Les cabinets d'avocats profitent de l'incertitude des clients suscitée par une série de nouveaux arrêts de la Cour suprême des États-Unis qui favorisent les opposants aux pouvoirs des agences fédérales, même si les avocats eux-mêmes ne s'entendent pas sur les effets immédiats et à long terme de ces décisions.

Dans les heures qui ont suivi les décisions, les principaux cabinets d'avocats américains ont commencé à envoyer des courriels axés sur les clients et des invitations à des séminaires en ligne pour discuter des affaires et mettre en valeur leur expertise, une stratégie de marketing qui suit souvent les grandes évolutions juridiques.

Les cabinets d'avocats connus pour contester les réglementations fédérales risquent d'être particulièrement sollicités, mais les avocats ont déclaré qu'il faudra du temps pour que le nouveau paysage prenne forme.

En l'espace de trois jours, la Haute Cour a limité l'utilisation par les agences de leurs propres juges internes, a annulé le précédent de 1984 connu sous le nom de "déférence Chevron" qui obligeait les juges à s'en remettre aux interprétations des lois jugées ambiguës par les agences, et a relancé une contestation de la réglementation sur la prescription qui pourrait ouvrir la voie à d'autres poursuites judiciaires sur d'anciennes réglementations.

Helgi Walker, qui codirige la pratique du droit administratif et réglementaire chez Gibson, Dunn & Crutcher, a prédit que ces décisions seraient "un coup de fouet pour les contestations en matière de droit administratif".

Son cabinet a dirigé un certain nombre de contestations de règles de la Securities and Exchange Commission et d'autres agences par l'industrie.

"Nous ne sommes plus obligés d'aller au tribunal avec une enclume attachée à nos chevilles", a déclaré Mme Walker. "C'est ce que l'on ressent lorsque l'on s'oppose à Chevron.

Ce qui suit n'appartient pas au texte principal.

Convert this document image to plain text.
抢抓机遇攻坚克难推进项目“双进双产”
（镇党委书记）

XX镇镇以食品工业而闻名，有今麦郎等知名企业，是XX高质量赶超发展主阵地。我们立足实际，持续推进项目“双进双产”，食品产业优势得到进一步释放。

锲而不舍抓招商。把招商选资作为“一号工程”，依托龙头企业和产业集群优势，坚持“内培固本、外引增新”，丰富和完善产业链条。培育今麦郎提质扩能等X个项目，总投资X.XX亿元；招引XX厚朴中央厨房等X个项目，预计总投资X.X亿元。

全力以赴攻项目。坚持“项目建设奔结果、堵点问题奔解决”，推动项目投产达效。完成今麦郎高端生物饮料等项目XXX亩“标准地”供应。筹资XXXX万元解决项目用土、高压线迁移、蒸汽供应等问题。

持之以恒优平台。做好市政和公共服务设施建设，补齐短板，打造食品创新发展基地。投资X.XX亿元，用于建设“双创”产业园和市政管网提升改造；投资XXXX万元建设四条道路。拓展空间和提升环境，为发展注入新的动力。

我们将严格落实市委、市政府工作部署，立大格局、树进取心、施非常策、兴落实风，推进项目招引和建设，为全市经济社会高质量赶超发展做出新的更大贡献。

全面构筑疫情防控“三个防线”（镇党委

Daniel Jarcho, du cabinet Alston & Birds, qui s'occupe également des litiges impliquant des régulateurs fédéraux, a déclaré avoir reçu un flot de demandes de renseignements de la part de clients actuels et potentiels désireux de comprendre les arrêts.

Selon lui, la déférence que les juges américains accordent aux agences en vertu de la norme Chevron a refroidi les litiges des entreprises de toutes tailles. Désormais, les entreprises seront enclines à intenter des actions en justice car les chances de succès sont plus grandes, a-t-il déclaré.

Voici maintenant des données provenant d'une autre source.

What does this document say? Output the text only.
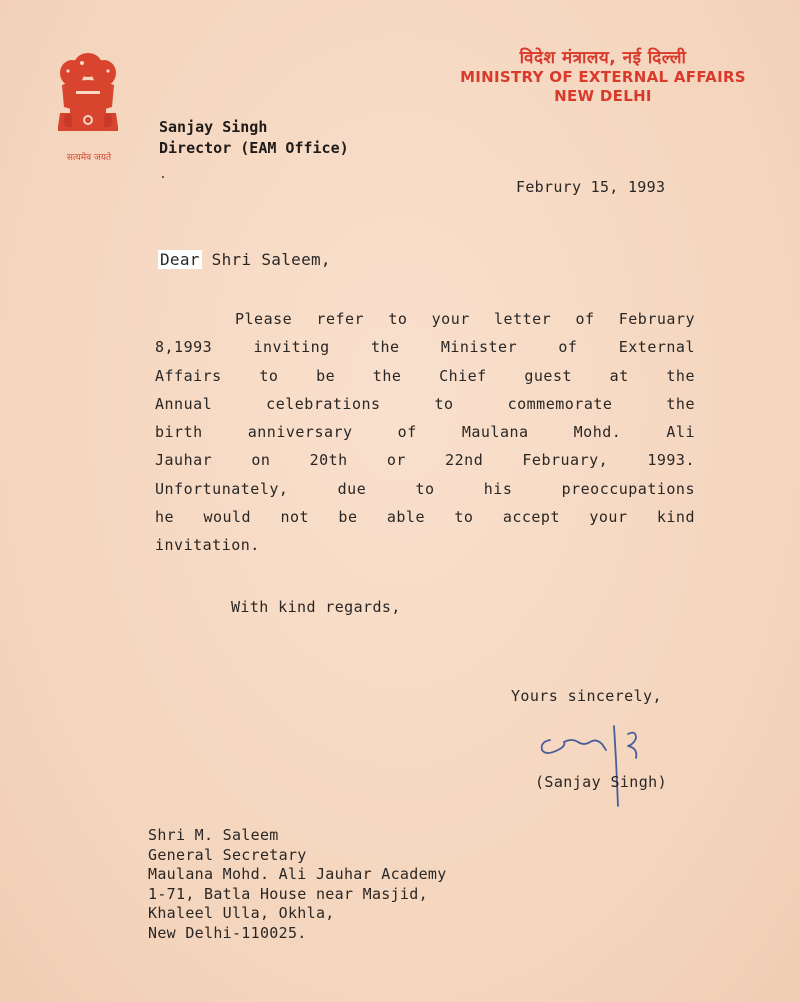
सत्यमेव जयते
विदेश मंत्रालय, नई दिल्ली
MINISTRY OF EXTERNAL AFFAIRS
NEW DELHI
Sanjay Singh
Director (EAM Office)
Februry 15, 1993
Dear Shri Saleem,
Please refer to your letter of February
8,1993 inviting the Minister of External
Affairs to be the Chief guest at the
Annual celebrations to commemorate the
birth anniversary of Maulana Mohd. Ali
Jauhar on 20th or 22nd February, 1993.
Unfortunately, due to his preoccupations
he would not be able to accept your kind
invitation.
With kind regards,
Yours sincerely,
(Sanjay Singh)
Shri M. Saleem
General Secretary
Maulana Mohd. Ali Jauhar Academy
1-71, Batla House near Masjid,
Khaleel Ulla, Okhla,
New Delhi-110025.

La décision relative à la prescription pourrait également entraîner une augmentation du nombre de litiges. Avant la décision de vendredi, l'administration Biden avait prévenu que l'élargissement du délai de prescription aurait pour effet d'augmenter le nombre de plaignants potentiels et d'accroître l'activité de la Cour.

Les décisions seront prises dans le cadre d'actions intentées par des particuliers, des entreprises et des groupes industriels qui s'opposent à des réglementations ou qui se défendent contre des poursuites engagées par l'agence.

Cependant, tout le monde ne s'attend pas à un afflux soudain de nouveaux dossiers. Certains avocats ont déclaré que leurs clients demandaient comment les décisions de la Cour suprême s'appliquaient aux affaires déjà portées devant les tribunaux, et non s'ils devaient en introduire de nouvelles.

Danielle Desaulniers Stempel, avocate plaidante chez Hogan Lovells, a déclaré que la disparition de la déférence Chevron était une prise de conscience qui se préparait depuis des années.

Je ne sais pas combien d'entreprises se sont abstenues d'intenter des actions en justice et seraient soudainement prêtes à le faire aujourd'hui", a-t-elle déclaré.

Bryan Killian, de Morgan, Lewis & Bockius, a qualifié le monde de l'après-Chevron de situation dynamique qui suscite des questions de la part de clients dans toutes sortes d'industries.

Certains clients fiscalistes avaient des échéances imminentes et voulaient savoir comment ils pouvaient préserver les contestations des réglementations de l'IRS, a-t-il déclaré.

Lynn Calkins, du cabinet Holland & Knight, a déclaré qu'elle s'attendait à ce que les arrêts de la Cour suprême encouragent certaines entreprises à adopter une approche plus agressive en matière de litiges, mais pas toutes. Certaines pourraient se tourner vers le lobbying pour contester les réglementations, a-t-elle déclaré.

La plupart des entreprises clientes "n'aiment pas les litiges", a déclaré Mme Calkins. Ils ne sont pas impatients d'augmenter leurs dépenses juridiques. (Reportage de Mike Scarcella ; Rédaction de David Bario et Stephen Coates)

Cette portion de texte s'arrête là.